Prosecutors also presented evidence that Reliford had been convicted of assault with intent to commit rape.

That conviction arose from a 1991 incident in which the victim testified she accepted the defendant’s offer of a ride to a restaurant where she was supposed to meet friends after an evening of dancing, then accompanied him into an apartment complex where he was allegedly going to pick up some money. Reliford, according to the testimony, forced her into a dirty apartment with obscenities spray-painted on the walls and tried to force her into sex.

Los Angeles Superior Court Judge Michelle Rosenblatt admitted that testimony at Reliford’s trial for the rape of M.S. and instructed the jurors, in accordance with CALJIC No. 2.50.01 as it read at the time, that if they found by a preponderance of the evidence that Reliford had committed a sexual assault in the 1991 incident they “may, but are not required to, infer that the defendant had a disposition to commit the same or similar type sexual offenses.”

Jurors were also told that if they found Reliford had such a disposition they could, “but are not required to, infer that he was likely to commit and did commit the crime of which he is accused,” but that the commission of a prior sex crime “is not sufficient by itself to prove beyond a reasonable doubt that he committed the charged crime.”

On appeal, the defense argued that the instruction should not have been given. The Court of Appeal agreed but affirmed the conviction on the basis of harmless error, leading both sides to ask the Supreme Court for review.

Baxter, writing for the high court, rejected the defense contentions that the instruction was likely to mislead jurors into considering the other-crimes evidence for an improper purpose or into failing to hold the prosecution to its burden of proof.

The instruction, Baxter said, correctly set forth the state of the law under Evidence Code Sec. 1108, which permits evidence of uncharged sex crimes to be introduced to show a disposition to commit such crimes. In People v. Falsetta (1999) 21 Cal.4th 903, the court upheld the constitutionality of the law and suggested, without deciding, that the 1999 instruction “adequately sets forth the controlling principles under section 1108.”

That suggestion was correct, Baxter said yesterday.

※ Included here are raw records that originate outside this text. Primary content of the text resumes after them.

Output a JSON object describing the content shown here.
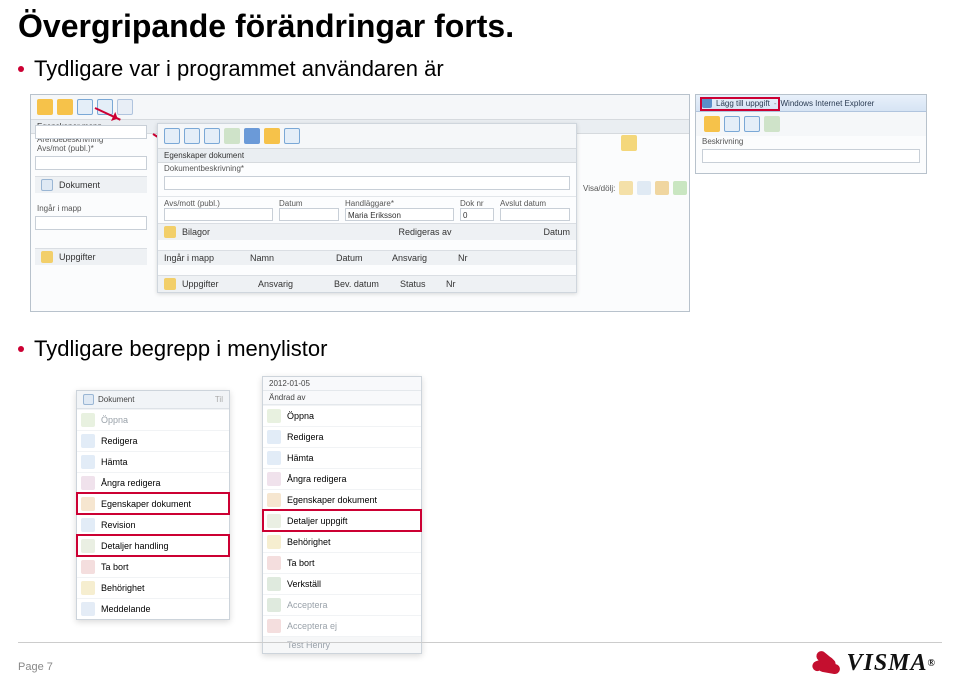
{
  "title": "Övergripande förändringar forts.",
  "bullet1": "Tydligare var i programmet användaren är",
  "bullet2": "Tydligare begrepp i menylistor",
  "page": "Page 7",
  "logo_text": "VISMA",
  "app_left": {
    "section_folder": "Egenskaper mapp",
    "folder_desc_label": "Ärendebeskrivning*",
    "sidebar_labels": {
      "avs_mot": "Avs/mot (publ.)*",
      "dokument": "Dokument",
      "ingar": "Ingår i mapp",
      "uppgifter": "Uppgifter"
    }
  },
  "app_doc": {
    "section": "Egenskaper dokument",
    "desc_label": "Dokumentbeskrivning*",
    "fields": {
      "avsmott": "Avs/mott (publ.)",
      "datum": "Datum",
      "handlaggare": "Handläggare*",
      "handlaggare_val": "Maria Eriksson",
      "doknr": "Dok nr",
      "doknr_val": "0",
      "avslut": "Avslut datum"
    },
    "rows": {
      "bilagor": "Bilagor",
      "redigeras": "Redigeras av",
      "datum2": "Datum",
      "ingar": "Ingår i mapp",
      "namn": "Namn",
      "datum3": "Datum",
      "ansvarig": "Ansvarig",
      "nr": "Nr",
      "uppgifter": "Uppgifter",
      "ansvarig2": "Ansvarig",
      "bevdatum": "Bev. datum",
      "status": "Status",
      "nr2": "Nr"
    },
    "visa_label": "Visa/dölj:"
  },
  "app_right": {
    "win_prefix": "Lägg till uppgift",
    "win_suffix": "Windows Internet Explorer",
    "beskrivning": "Beskrivning"
  },
  "menu_left": {
    "header": "Dokument",
    "items": [
      {
        "icon": "mi-open",
        "label": "Öppna",
        "dim": true,
        "grey_trail": "f.ll....../..t..."
      },
      {
        "icon": "mi-edit",
        "label": "Redigera"
      },
      {
        "icon": "mi-down",
        "label": "Hämta"
      },
      {
        "icon": "mi-undo",
        "label": "Ångra redigera"
      },
      {
        "icon": "mi-prop",
        "label": "Egenskaper dokument",
        "highlight": true
      },
      {
        "icon": "mi-rev",
        "label": "Revision"
      },
      {
        "icon": "mi-detail",
        "label": "Detaljer handling",
        "highlight": true
      },
      {
        "icon": "mi-delete",
        "label": "Ta bort"
      },
      {
        "icon": "mi-perm",
        "label": "Behörighet"
      },
      {
        "icon": "mi-msg",
        "label": "Meddelande"
      }
    ]
  },
  "menu_right": {
    "header_date": "2012-01-05",
    "header_line": "Ändrad av",
    "items": [
      {
        "icon": "mi-open",
        "label": "Öppna"
      },
      {
        "icon": "mi-edit",
        "label": "Redigera"
      },
      {
        "icon": "mi-down",
        "label": "Hämta"
      },
      {
        "icon": "mi-undo",
        "label": "Ångra redigera"
      },
      {
        "icon": "mi-prop",
        "label": "Egenskaper dokument"
      },
      {
        "icon": "mi-detail",
        "label": "Detaljer uppgift",
        "highlight": true
      },
      {
        "icon": "mi-perm",
        "label": "Behörighet"
      },
      {
        "icon": "mi-delete",
        "label": "Ta bort"
      },
      {
        "icon": "mi-verk",
        "label": "Verkställ"
      },
      {
        "icon": "mi-acc",
        "label": "Acceptera",
        "dim": true
      },
      {
        "icon": "mi-accno",
        "label": "Acceptera ej",
        "dim": true
      }
    ],
    "below_text": "Test Henry"
  }
}
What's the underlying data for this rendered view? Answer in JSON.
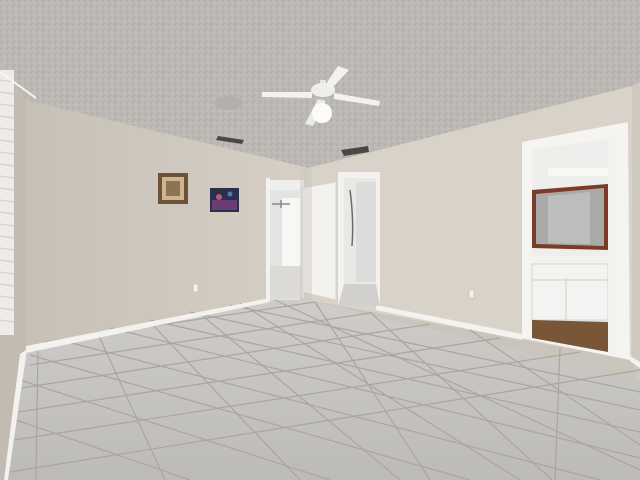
{
  "scene": {
    "kind": "empty-bedroom-interior",
    "colors": {
      "ceiling": "#bdbab6",
      "wall_left": "#d4cdc3",
      "wall_back": "#d9d2c8",
      "wall_right": "#ddd6cc",
      "floor_tile": "#c8c6c2",
      "grout": "#a9a6a1",
      "trim": "#f4f2ee",
      "door": "#f3f2ef",
      "bath_floor": "#7a5638",
      "mirror_frame": "#7a3b28"
    }
  }
}
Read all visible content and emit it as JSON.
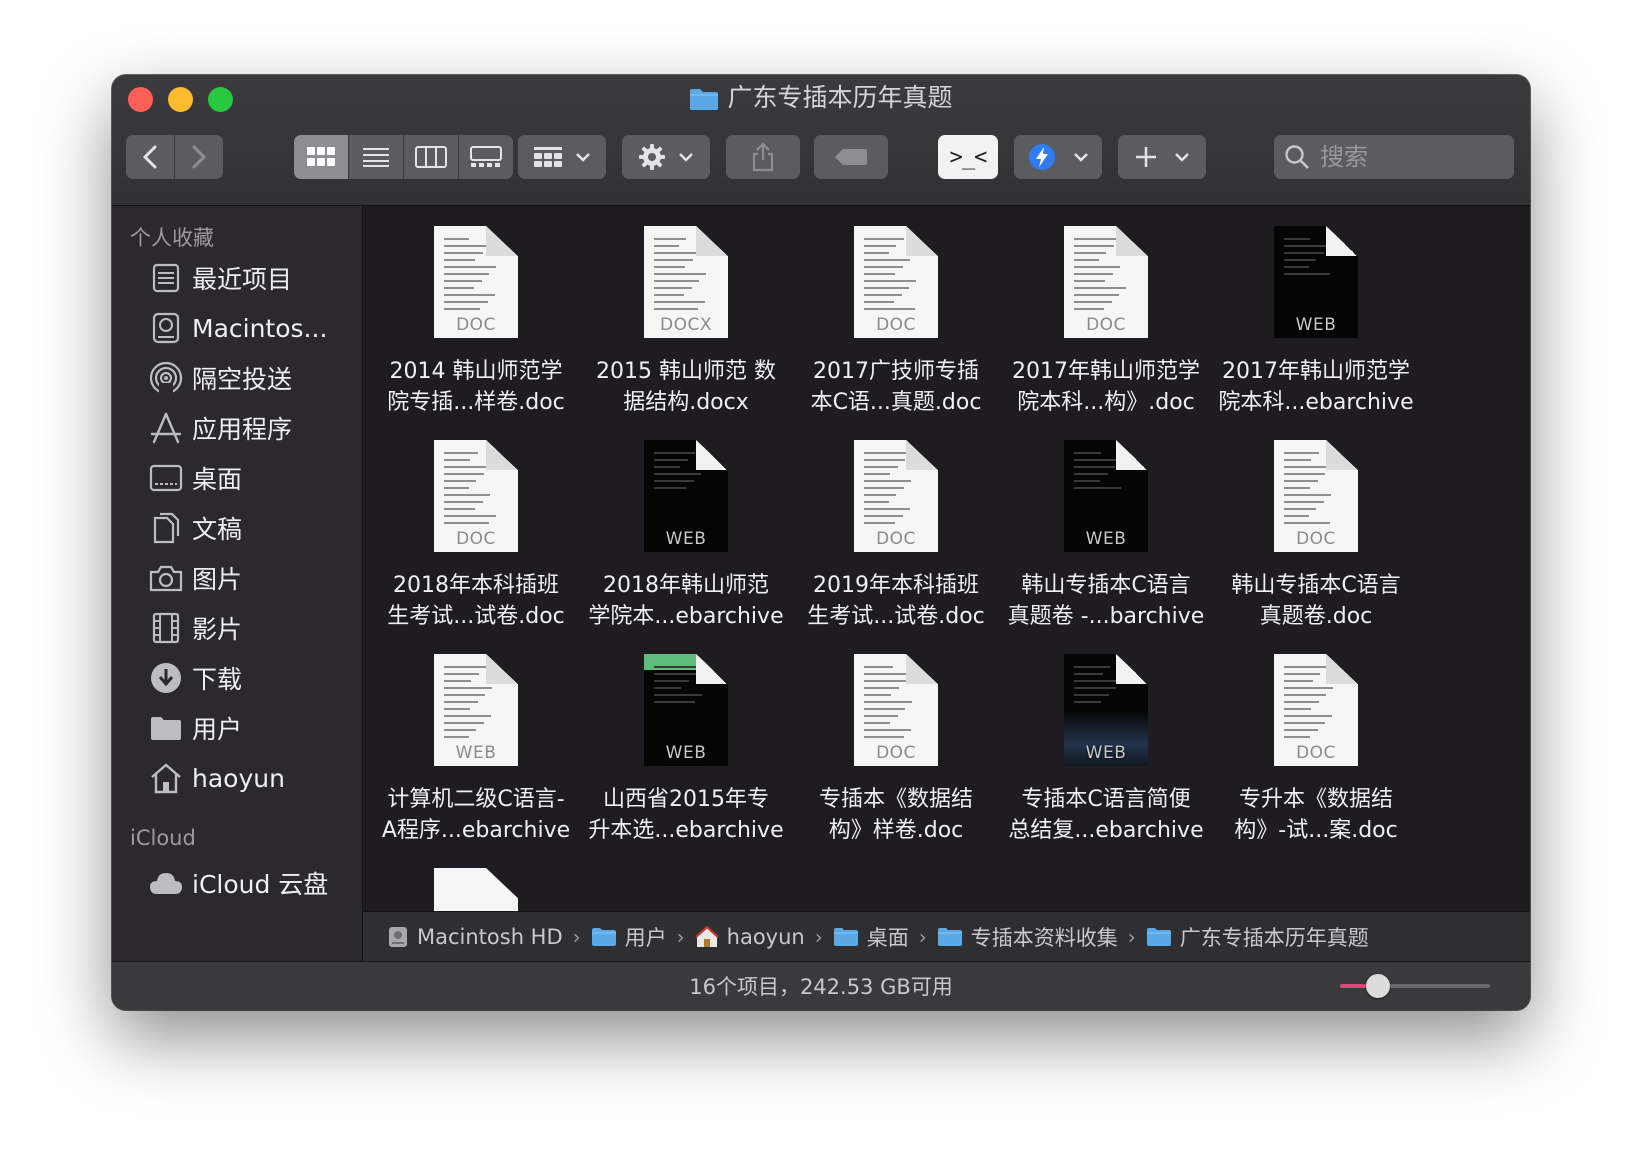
{
  "window": {
    "title": "广东专插本历年真题"
  },
  "toolbar": {
    "search_placeholder": "搜索",
    "terminal_label": ">_<"
  },
  "sidebar": {
    "favorites_header": "个人收藏",
    "favorites": [
      {
        "label": "最近项目",
        "icon": "recents-icon"
      },
      {
        "label": "Macintos...",
        "icon": "harddisk-icon"
      },
      {
        "label": "隔空投送",
        "icon": "airdrop-icon"
      },
      {
        "label": "应用程序",
        "icon": "applications-icon"
      },
      {
        "label": "桌面",
        "icon": "desktop-icon"
      },
      {
        "label": "文稿",
        "icon": "documents-icon"
      },
      {
        "label": "图片",
        "icon": "pictures-icon"
      },
      {
        "label": "影片",
        "icon": "movies-icon"
      },
      {
        "label": "下载",
        "icon": "downloads-icon"
      },
      {
        "label": "用户",
        "icon": "folder-icon"
      },
      {
        "label": "haoyun",
        "icon": "home-icon"
      }
    ],
    "icloud_header": "iCloud",
    "icloud": [
      {
        "label": "iCloud 云盘",
        "icon": "cloud-icon"
      }
    ]
  },
  "files": [
    {
      "line1": "2014 韩山师范学",
      "line2": "院专插...样卷.doc",
      "ext": "DOC",
      "style": "light"
    },
    {
      "line1": "2015 韩山师范 数",
      "line2": "据结构.docx",
      "ext": "DOCX",
      "style": "light"
    },
    {
      "line1": "2017广技师专插",
      "line2": "本C语...真题.doc",
      "ext": "DOC",
      "style": "light"
    },
    {
      "line1": "2017年韩山师范学",
      "line2": "院本科...构》.doc",
      "ext": "DOC",
      "style": "light"
    },
    {
      "line1": "2017年韩山师范学",
      "line2": "院本科...ebarchive",
      "ext": "WEB",
      "style": "dark"
    },
    {
      "line1": "2018年本科插班",
      "line2": "生考试...试卷.doc",
      "ext": "DOC",
      "style": "light"
    },
    {
      "line1": "2018年韩山师范",
      "line2": "学院本...ebarchive",
      "ext": "WEB",
      "style": "dark"
    },
    {
      "line1": "2019年本科插班",
      "line2": "生考试...试卷.doc",
      "ext": "DOC",
      "style": "light"
    },
    {
      "line1": "韩山专插本C语言",
      "line2": "真题卷 -...barchive",
      "ext": "WEB",
      "style": "dark"
    },
    {
      "line1": "韩山专插本C语言",
      "line2": "真题卷.doc",
      "ext": "DOC",
      "style": "light"
    },
    {
      "line1": "计算机二级C语言-",
      "line2": "A程序...ebarchive",
      "ext": "WEB",
      "style": "light"
    },
    {
      "line1": "山西省2015年专",
      "line2": "升本选...ebarchive",
      "ext": "WEB",
      "style": "dark-tab"
    },
    {
      "line1": "专插本《数据结",
      "line2": "构》样卷.doc",
      "ext": "DOC",
      "style": "light"
    },
    {
      "line1": "专插本C语言简便",
      "line2": "总结复...ebarchive",
      "ext": "WEB",
      "style": "dark-wave"
    },
    {
      "line1": "专升本《数据结",
      "line2": "构》-试...案.doc",
      "ext": "DOC",
      "style": "light"
    }
  ],
  "path": [
    {
      "label": "Macintosh HD",
      "icon": "harddisk-icon"
    },
    {
      "label": "用户",
      "icon": "folder-icon"
    },
    {
      "label": "haoyun",
      "icon": "home-icon"
    },
    {
      "label": "桌面",
      "icon": "folder-icon"
    },
    {
      "label": "专插本资料收集",
      "icon": "folder-icon"
    },
    {
      "label": "广东专插本历年真题",
      "icon": "folder-icon"
    }
  ],
  "status": {
    "text": "16个项目，242.53 GB可用",
    "icon_size_level": 0.25
  },
  "colors": {
    "accent": "#e0467a",
    "folder": "#5aa9e6"
  }
}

“[T]he instruction nowhere tells the jury it may rest a conviction solely on evidence of prior offenses,” the justice wrote. Nor could any juror, after being given CALIC No.2.50.01 plus standard instructions on the elements of the charged crimes and the required proof of intent, “reasonably interpret the instructions to authorize conviction of a charged offense based solely on proof of an uncharged sexual offense,” he said.

The claim that a juror might understand the instruction as permitting a conviction without the prosecution meeting its burden of proof fails, Baxter said, where jurors are given the standard instructions on reasonable doubt.

The justice rejected the argument that because it allowed jurors to apply a preponderance standard to determine whether the defendant committed the uncharged offense, the instruction was “too complicated” to apply. Other instructions, such as those on the necessity defense, entrapment, the statute of limitations, admissibility of co-conspirator’s statements, and lawful possession of a controlled substance also tell jurors to apply a different standard of proof in determining whether a predicate fact has been established, Baxter pointed out. 

He also noted that the instruction was revised last year to explain that an inference drawn from other-crimes evidence “is simply one item for you to consider,” calling the revised instruction “an improvement” while cautioning that that the court was not “passing on issues not before us.”

The case is People v. Reliford, 03 S.O.S. 781.